Upon satisfaction, the Regional Director has the right to approve the application of conversion of Section 8 company to any company of the other kind, subject to all prevailing terms and conditions as it may deem fit at the time of conversion.

Conversion of Private Company into Public——

A Private Company has many privileges and exemptions, and it may enjoy these benefits, as long as it maintains its character as a Private Company. When this character is lost, the private company becomes public and the provisions of the Company act relating to public companies become applicable to such a company.


  1. Default: The Court may examine to find out whether any provisions of the Companies Act have been violated by the Company. If the default is due to inadvertence or some sufficient cause based on just and equitable grounds, the court may declare that Company as Private; otherwise as public.
  2. Operation of Law: Deemed Public Company:
    • Conversion: No public money is to be involved in a private company.

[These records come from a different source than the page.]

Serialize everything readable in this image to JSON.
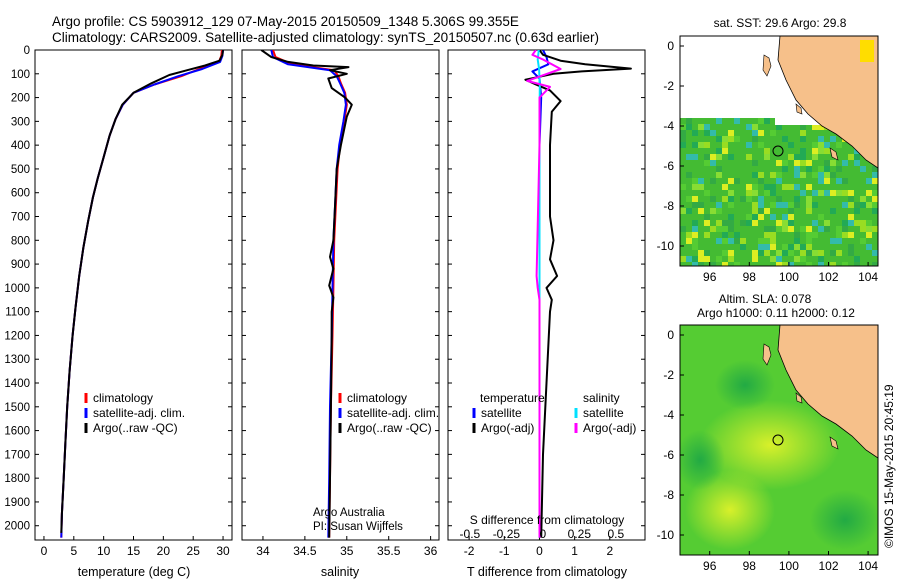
{
  "header": {
    "line1": "Argo profile: CS 5903912_129 07-May-2015 20150509_1348 5.306S 99.355E",
    "line2": "Climatology: CARS2009. Satellite-adjusted climatology: synTS_20150507.nc (0.63d earlier)"
  },
  "depth_axis": {
    "ticks": [
      0,
      100,
      200,
      300,
      400,
      500,
      600,
      700,
      800,
      900,
      1000,
      1100,
      1200,
      1300,
      1400,
      1500,
      1600,
      1700,
      1800,
      1900,
      2000
    ],
    "ylim": [
      0,
      2060
    ]
  },
  "chart_data": [
    {
      "type": "line",
      "id": "temperature",
      "xlabel": "temperature (deg C)",
      "xlim": [
        -1.5,
        31.5
      ],
      "ylim": [
        0,
        2060
      ],
      "xticks": [
        0,
        5,
        10,
        15,
        20,
        25,
        30
      ],
      "xtick_labels": [
        "0",
        "5",
        "10",
        "15",
        "20",
        "25",
        "30"
      ],
      "legend": {
        "placement": "lower-left",
        "entries": [
          {
            "label": "climatology",
            "color": "#ff0000"
          },
          {
            "label": "satellite-adj. clim.",
            "color": "#0000ff"
          },
          {
            "label": "Argo(..raw -QC)",
            "color": "#000000"
          }
        ]
      },
      "series": [
        {
          "name": "climatology",
          "color": "#ff0000",
          "points": [
            [
              29.8,
              0
            ],
            [
              29.7,
              25
            ],
            [
              29.3,
              50
            ],
            [
              26,
              80
            ],
            [
              23,
              110
            ],
            [
              18.5,
              145
            ],
            [
              15,
              180
            ],
            [
              13.2,
              230
            ],
            [
              12,
              290
            ],
            [
              11,
              360
            ],
            [
              10,
              450
            ],
            [
              9,
              540
            ],
            [
              8.2,
              620
            ],
            [
              7.4,
              720
            ],
            [
              6.6,
              830
            ],
            [
              5.9,
              950
            ],
            [
              5.3,
              1080
            ],
            [
              4.8,
              1200
            ],
            [
              4.3,
              1350
            ],
            [
              3.9,
              1500
            ],
            [
              3.6,
              1650
            ],
            [
              3.3,
              1800
            ],
            [
              3.0,
              1950
            ],
            [
              2.9,
              2050
            ]
          ]
        },
        {
          "name": "satellite-adj. clim.",
          "color": "#0000ff",
          "points": [
            [
              30.0,
              0
            ],
            [
              29.9,
              25
            ],
            [
              29.5,
              50
            ],
            [
              26.5,
              80
            ],
            [
              22.5,
              110
            ],
            [
              18.5,
              145
            ],
            [
              15,
              180
            ],
            [
              13.2,
              230
            ],
            [
              12,
              290
            ],
            [
              11,
              360
            ],
            [
              10,
              450
            ],
            [
              9,
              540
            ],
            [
              8.2,
              620
            ],
            [
              7.4,
              720
            ],
            [
              6.6,
              830
            ],
            [
              5.9,
              950
            ],
            [
              5.3,
              1080
            ],
            [
              4.8,
              1200
            ],
            [
              4.3,
              1350
            ],
            [
              3.9,
              1500
            ],
            [
              3.6,
              1650
            ],
            [
              3.3,
              1800
            ],
            [
              3.0,
              1950
            ],
            [
              2.9,
              2050
            ]
          ]
        },
        {
          "name": "Argo(..raw -QC)",
          "color": "#000000",
          "points": [
            [
              30.0,
              0
            ],
            [
              29.9,
              20
            ],
            [
              29.4,
              45
            ],
            [
              27,
              65
            ],
            [
              24,
              85
            ],
            [
              21,
              105
            ],
            [
              18,
              140
            ],
            [
              15,
              180
            ],
            [
              13.1,
              230
            ],
            [
              12,
              290
            ],
            [
              11,
              360
            ],
            [
              10,
              450
            ],
            [
              9,
              540
            ],
            [
              8.2,
              620
            ],
            [
              7.4,
              720
            ],
            [
              6.6,
              830
            ],
            [
              5.9,
              950
            ],
            [
              5.3,
              1080
            ],
            [
              4.8,
              1200
            ],
            [
              4.3,
              1350
            ],
            [
              3.9,
              1500
            ],
            [
              3.6,
              1650
            ],
            [
              3.3,
              1800
            ],
            [
              3.0,
              1950
            ],
            [
              2.9,
              2030
            ]
          ]
        }
      ]
    },
    {
      "type": "line",
      "id": "salinity",
      "xlabel": "salinity",
      "xlim": [
        33.75,
        36.1
      ],
      "ylim": [
        0,
        2060
      ],
      "xticks": [
        34,
        34.5,
        35,
        35.5,
        36
      ],
      "xtick_labels": [
        "34",
        "34.5",
        "35",
        "35.5",
        "36"
      ],
      "annotation": [
        "Argo Australia",
        "PI: Susan Wijffels"
      ],
      "legend": {
        "placement": "lower-right",
        "entries": [
          {
            "label": "climatology",
            "color": "#ff0000"
          },
          {
            "label": "satellite-adj. clim.",
            "color": "#0000ff"
          },
          {
            "label": "Argo(..raw -QC)",
            "color": "#000000"
          }
        ]
      },
      "series": [
        {
          "name": "climatology",
          "color": "#ff0000",
          "points": [
            [
              34.12,
              0
            ],
            [
              34.15,
              30
            ],
            [
              34.35,
              60
            ],
            [
              34.85,
              85
            ],
            [
              34.9,
              110
            ],
            [
              34.93,
              140
            ],
            [
              34.98,
              180
            ],
            [
              35.0,
              230
            ],
            [
              34.97,
              300
            ],
            [
              34.92,
              400
            ],
            [
              34.89,
              500
            ],
            [
              34.87,
              650
            ],
            [
              34.85,
              800
            ],
            [
              34.84,
              1000
            ],
            [
              34.83,
              1200
            ],
            [
              34.81,
              1500
            ],
            [
              34.8,
              1800
            ],
            [
              34.79,
              2050
            ]
          ]
        },
        {
          "name": "satellite-adj. clim.",
          "color": "#0000ff",
          "points": [
            [
              34.1,
              0
            ],
            [
              34.12,
              30
            ],
            [
              34.3,
              60
            ],
            [
              34.8,
              85
            ],
            [
              34.88,
              110
            ],
            [
              34.92,
              140
            ],
            [
              34.97,
              180
            ],
            [
              34.99,
              230
            ],
            [
              34.96,
              300
            ],
            [
              34.91,
              400
            ],
            [
              34.88,
              500
            ],
            [
              34.86,
              650
            ],
            [
              34.84,
              800
            ],
            [
              34.83,
              1000
            ],
            [
              34.82,
              1200
            ],
            [
              34.8,
              1500
            ],
            [
              34.79,
              1800
            ],
            [
              34.78,
              2050
            ]
          ]
        },
        {
          "name": "Argo(..raw -QC)",
          "color": "#000000",
          "points": [
            [
              33.98,
              0
            ],
            [
              34.1,
              30
            ],
            [
              34.3,
              50
            ],
            [
              34.6,
              65
            ],
            [
              35.02,
              72
            ],
            [
              34.8,
              85
            ],
            [
              35.0,
              100
            ],
            [
              34.78,
              120
            ],
            [
              34.82,
              160
            ],
            [
              34.98,
              200
            ],
            [
              35.06,
              230
            ],
            [
              35.0,
              280
            ],
            [
              34.93,
              400
            ],
            [
              34.88,
              500
            ],
            [
              34.86,
              650
            ],
            [
              34.84,
              800
            ],
            [
              34.8,
              870
            ],
            [
              34.84,
              920
            ],
            [
              34.79,
              990
            ],
            [
              34.84,
              1040
            ],
            [
              34.82,
              1100
            ],
            [
              34.82,
              1200
            ],
            [
              34.81,
              1500
            ],
            [
              34.8,
              1800
            ],
            [
              34.79,
              2050
            ]
          ]
        }
      ]
    },
    {
      "type": "line",
      "id": "difference",
      "xlabel": "T difference from climatology",
      "secondary_xlabel": "S difference from climatology",
      "xlim": [
        -2.6,
        3.0
      ],
      "ylim": [
        0,
        2060
      ],
      "xticks": [
        -2,
        -1,
        0,
        1,
        2
      ],
      "xtick_labels": [
        "-2",
        "-1",
        "0",
        "1",
        "2"
      ],
      "secondary_xticks": [
        -0.5,
        -0.25,
        0,
        0.25,
        0.5
      ],
      "secondary_xtick_labels": [
        "-0.5",
        "-0.25",
        "0",
        "0.25",
        "0.5"
      ],
      "legend": {
        "placement": "lower-center",
        "entries": [
          {
            "group": "temperature",
            "label": "satellite",
            "color": "#0000ff"
          },
          {
            "group": "temperature",
            "label": "Argo(-adj)",
            "color": "#000000"
          },
          {
            "group": "salinity",
            "label": "satellite",
            "color": "#00e0ff"
          },
          {
            "group": "salinity",
            "label": "Argo(-adj)",
            "color": "#ff00ff"
          }
        ]
      },
      "series": [
        {
          "name": "temperature satellite",
          "color": "#0000ff",
          "points": [
            [
              0.1,
              0
            ],
            [
              0.2,
              30
            ],
            [
              0.25,
              60
            ],
            [
              -0.2,
              90
            ],
            [
              0,
              120
            ],
            [
              0.05,
              200
            ],
            [
              0,
              400
            ],
            [
              0,
              1000
            ],
            [
              0,
              2050
            ]
          ]
        },
        {
          "name": "temperature Argo(-adj)",
          "color": "#000000",
          "points": [
            [
              0,
              0
            ],
            [
              0.1,
              20
            ],
            [
              0.6,
              45
            ],
            [
              1.3,
              60
            ],
            [
              2.6,
              78
            ],
            [
              1.2,
              90
            ],
            [
              0.4,
              100
            ],
            [
              -0.4,
              125
            ],
            [
              -0.1,
              145
            ],
            [
              0.3,
              170
            ],
            [
              0.6,
              215
            ],
            [
              0.35,
              260
            ],
            [
              0.3,
              400
            ],
            [
              0.3,
              700
            ],
            [
              0.4,
              800
            ],
            [
              0.3,
              880
            ],
            [
              0.5,
              950
            ],
            [
              0.2,
              1000
            ],
            [
              0.35,
              1050
            ],
            [
              0.3,
              1100
            ],
            [
              0.2,
              1400
            ],
            [
              0.1,
              1700
            ],
            [
              0.05,
              2050
            ]
          ]
        },
        {
          "name": "salinity satellite",
          "color": "#00e0ff",
          "points": [
            [
              -0.02,
              0
            ],
            [
              -0.05,
              40
            ],
            [
              -0.01,
              80
            ],
            [
              0.01,
              150
            ],
            [
              0,
              300
            ],
            [
              0,
              1000
            ],
            [
              0,
              2050
            ]
          ]
        },
        {
          "name": "salinity Argo(-adj)",
          "color": "#ff00ff",
          "points": [
            [
              -0.1,
              0
            ],
            [
              -0.2,
              20
            ],
            [
              0.1,
              40
            ],
            [
              0.6,
              80
            ],
            [
              -0.35,
              130
            ],
            [
              0.3,
              155
            ],
            [
              0,
              200
            ],
            [
              0,
              400
            ],
            [
              -0.08,
              950
            ],
            [
              -0.05,
              1000
            ],
            [
              0,
              1050
            ],
            [
              0,
              2050
            ]
          ]
        }
      ]
    }
  ],
  "maps": {
    "sst": {
      "title": "sat. SST: 29.6  Argo: 29.8",
      "xticks": [
        96,
        98,
        100,
        102,
        104
      ],
      "yticks": [
        0,
        -2,
        -4,
        -6,
        -8,
        -10
      ],
      "xlim": [
        94.5,
        104.5
      ],
      "ylim": [
        -11,
        0.5
      ],
      "argo_position": [
        99.355,
        -5.306
      ],
      "colors": {
        "land": "#f6c08a",
        "field": "#33bb33",
        "missing": "#ffffff"
      }
    },
    "sla": {
      "title_line1": "Altim. SLA: 0.078",
      "title_line2": "Argo h1000: 0.11 h2000: 0.12",
      "xticks": [
        96,
        98,
        100,
        102,
        104
      ],
      "yticks": [
        0,
        -2,
        -4,
        -6,
        -8,
        -10
      ],
      "xlim": [
        94.5,
        104.5
      ],
      "ylim": [
        -11,
        0.5
      ],
      "argo_position": [
        99.355,
        -5.306
      ],
      "colors": {
        "land": "#f6c08a",
        "field": "#33cc33",
        "high": "#ccee22"
      }
    }
  },
  "footer": {
    "credit": "©IMOS 15-May-2015 20:45:19"
  }
}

But a Public Company may incorporate a number of Private Companies who may still maintain private character. These are not allowed to have the privileges of a private company. Hence, it is provided (Sn 43-A) that if 25% or more of the paid-up capital is held by a public company, such a private company becomes public.
    • Turnover: As per 1988 Amendment, if the turnover exceeds a sum fixed by Central Govt. the company becomes public. This conversion is effective on the expiry of three months from the end of the accounting year.
    • Notice: Notice, within 3 months of such a Private Company becoming public, must be given to the Registrar, who shall effect the necessary changes.
    • Special features: Such a deemed public company may retain the characteristics of a private company the membership may be below 7.
  3. Conversion by Choice: A private company may by passing a special resolution, changing its articles, convert itself into a Public Company. Within 30 days it must file a prospectus (or statement in lieu of prospectus) with the registrar. It must comply with all other requirements of a public company, e.g., increasing the membership 7, appointment of Directors etc.

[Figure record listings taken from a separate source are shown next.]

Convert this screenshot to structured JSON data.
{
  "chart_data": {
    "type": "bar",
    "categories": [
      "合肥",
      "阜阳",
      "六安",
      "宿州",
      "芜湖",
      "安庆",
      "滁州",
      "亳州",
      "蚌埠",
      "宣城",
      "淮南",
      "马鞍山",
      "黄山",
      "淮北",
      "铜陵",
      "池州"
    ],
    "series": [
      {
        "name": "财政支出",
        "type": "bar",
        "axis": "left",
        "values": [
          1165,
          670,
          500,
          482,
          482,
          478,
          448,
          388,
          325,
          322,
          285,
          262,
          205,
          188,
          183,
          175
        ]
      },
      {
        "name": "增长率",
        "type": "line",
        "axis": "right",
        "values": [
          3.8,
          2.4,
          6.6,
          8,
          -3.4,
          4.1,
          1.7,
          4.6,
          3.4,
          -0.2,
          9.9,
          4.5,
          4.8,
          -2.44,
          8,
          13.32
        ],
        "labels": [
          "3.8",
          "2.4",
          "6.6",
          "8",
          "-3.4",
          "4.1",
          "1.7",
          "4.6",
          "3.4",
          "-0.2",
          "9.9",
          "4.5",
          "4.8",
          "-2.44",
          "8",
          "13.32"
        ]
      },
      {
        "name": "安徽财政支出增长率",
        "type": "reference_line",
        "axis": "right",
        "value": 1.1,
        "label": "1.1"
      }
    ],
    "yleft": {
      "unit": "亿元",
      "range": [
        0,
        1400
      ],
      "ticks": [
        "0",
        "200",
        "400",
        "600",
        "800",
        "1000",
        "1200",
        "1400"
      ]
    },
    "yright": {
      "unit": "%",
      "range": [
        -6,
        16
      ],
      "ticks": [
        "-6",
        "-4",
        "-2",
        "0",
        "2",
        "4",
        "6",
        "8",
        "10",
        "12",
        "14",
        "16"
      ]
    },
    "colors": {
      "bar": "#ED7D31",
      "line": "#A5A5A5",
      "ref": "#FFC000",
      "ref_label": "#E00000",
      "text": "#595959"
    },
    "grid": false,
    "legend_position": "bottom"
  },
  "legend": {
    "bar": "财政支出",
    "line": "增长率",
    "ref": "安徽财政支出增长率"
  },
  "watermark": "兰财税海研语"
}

Conversion of a Public Company into Private Company:

A Public Company may be passing a Special Resolution, changing its articles, convert itself into Private Company. However, the approval of the Central Government is essential, for such a change.

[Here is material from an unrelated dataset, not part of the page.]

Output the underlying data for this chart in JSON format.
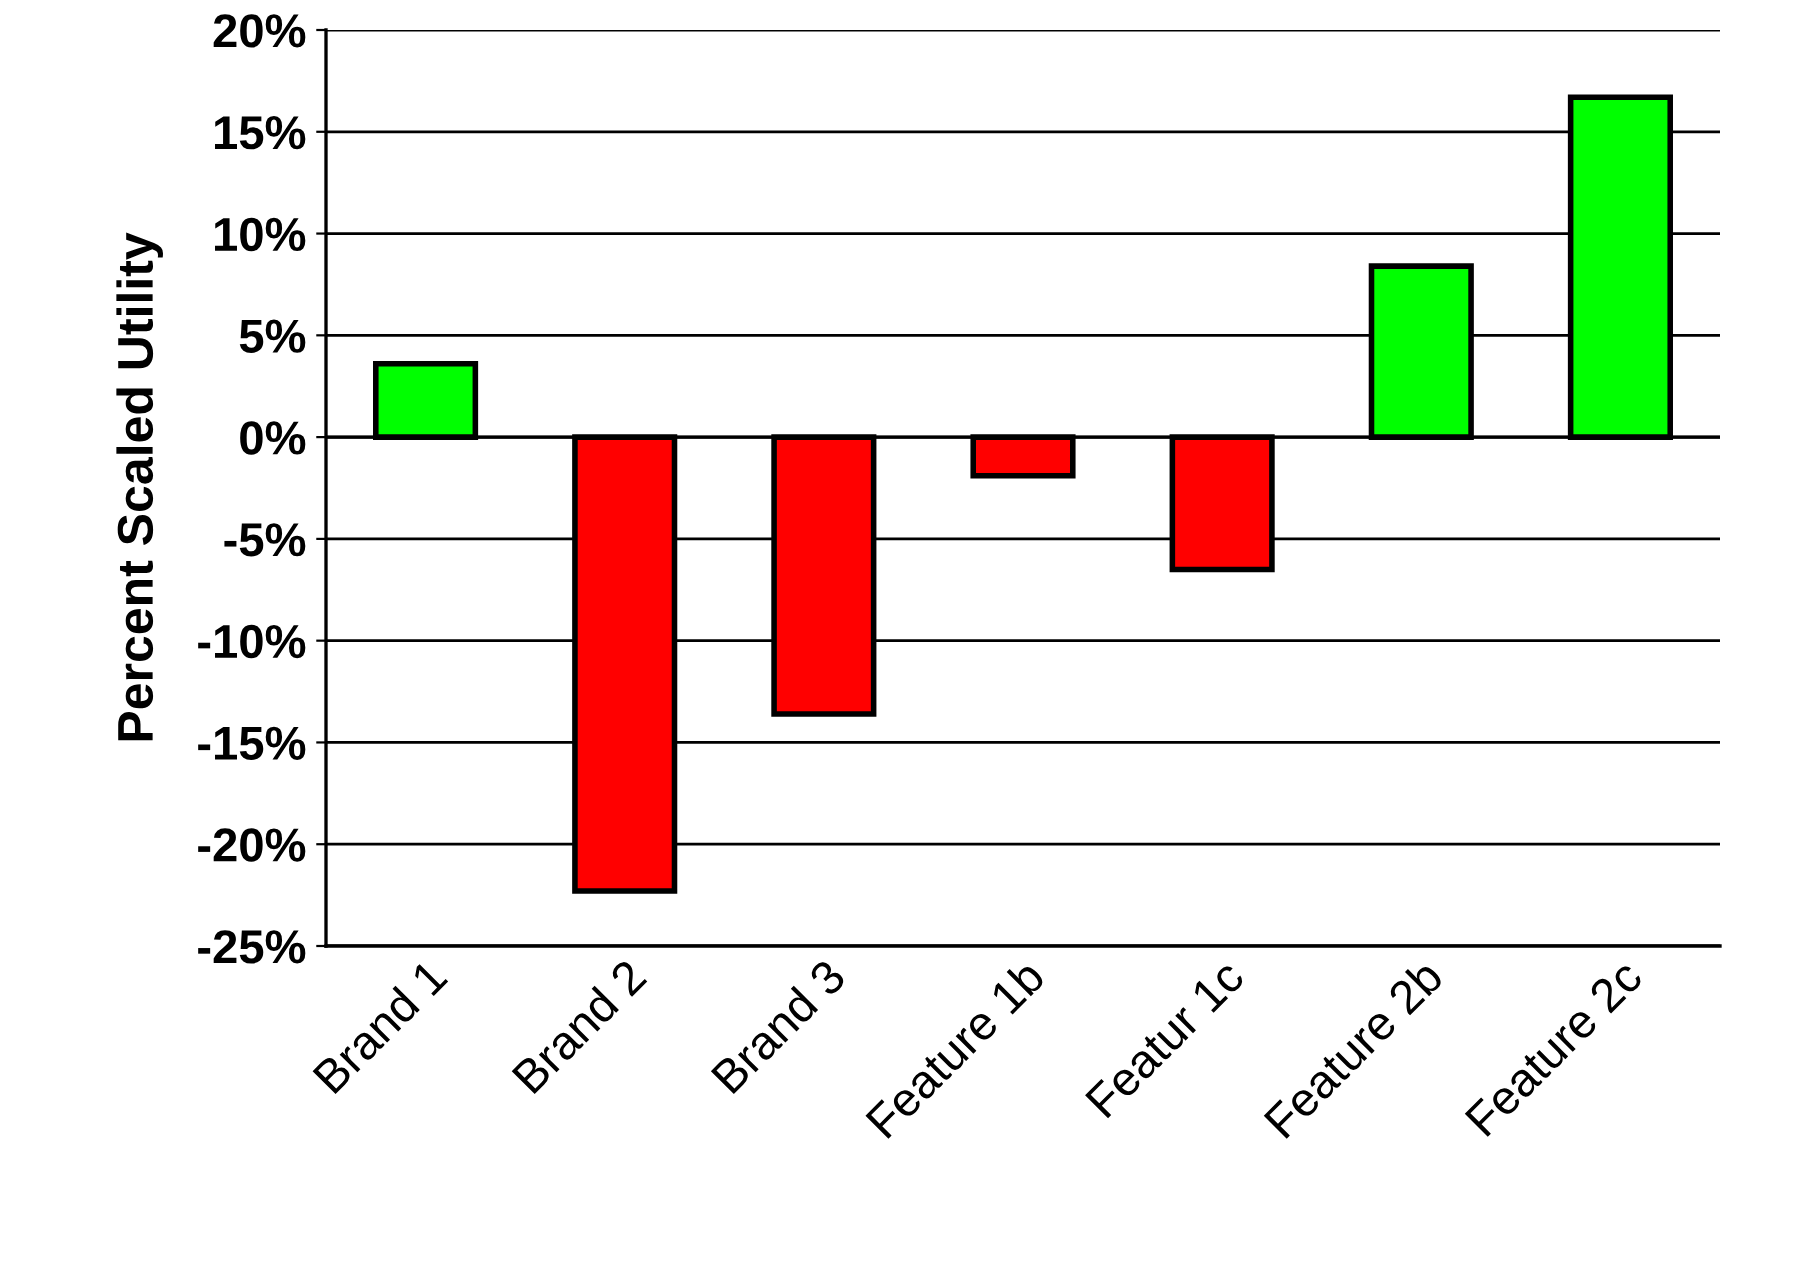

There is no direct or express provision in the Act for the conversion of a public company into a private company except a reference in the proviso to s.31(1). A public company having a share capital and membership within the limits imposed upon private companies by s.3(1) (iii), may become a private company by following the procedure as given below:

  • The company in general meeting has to pass special resolution for altering the articles so as to include therein the necessary restrictions, limitations and prohibitions and to delete any provision inconsistent with the restrictions. For instance, a private company has to put certain restrictions on the right of members to transfer their shares.
  • The word ‘Private’ should be added before ‘Limited’.
  • The approval of the Central Government to the alteration in the articles for converting a public company into a private company should be obtained.
  • Within one month of the date of the receipt of the order of approval, a printed copy of the altered articles must be filed with the Registrar.
  • With thirty days of the passing of the special resolution, a printed or type-written copy thereof should be filed with the Registrar.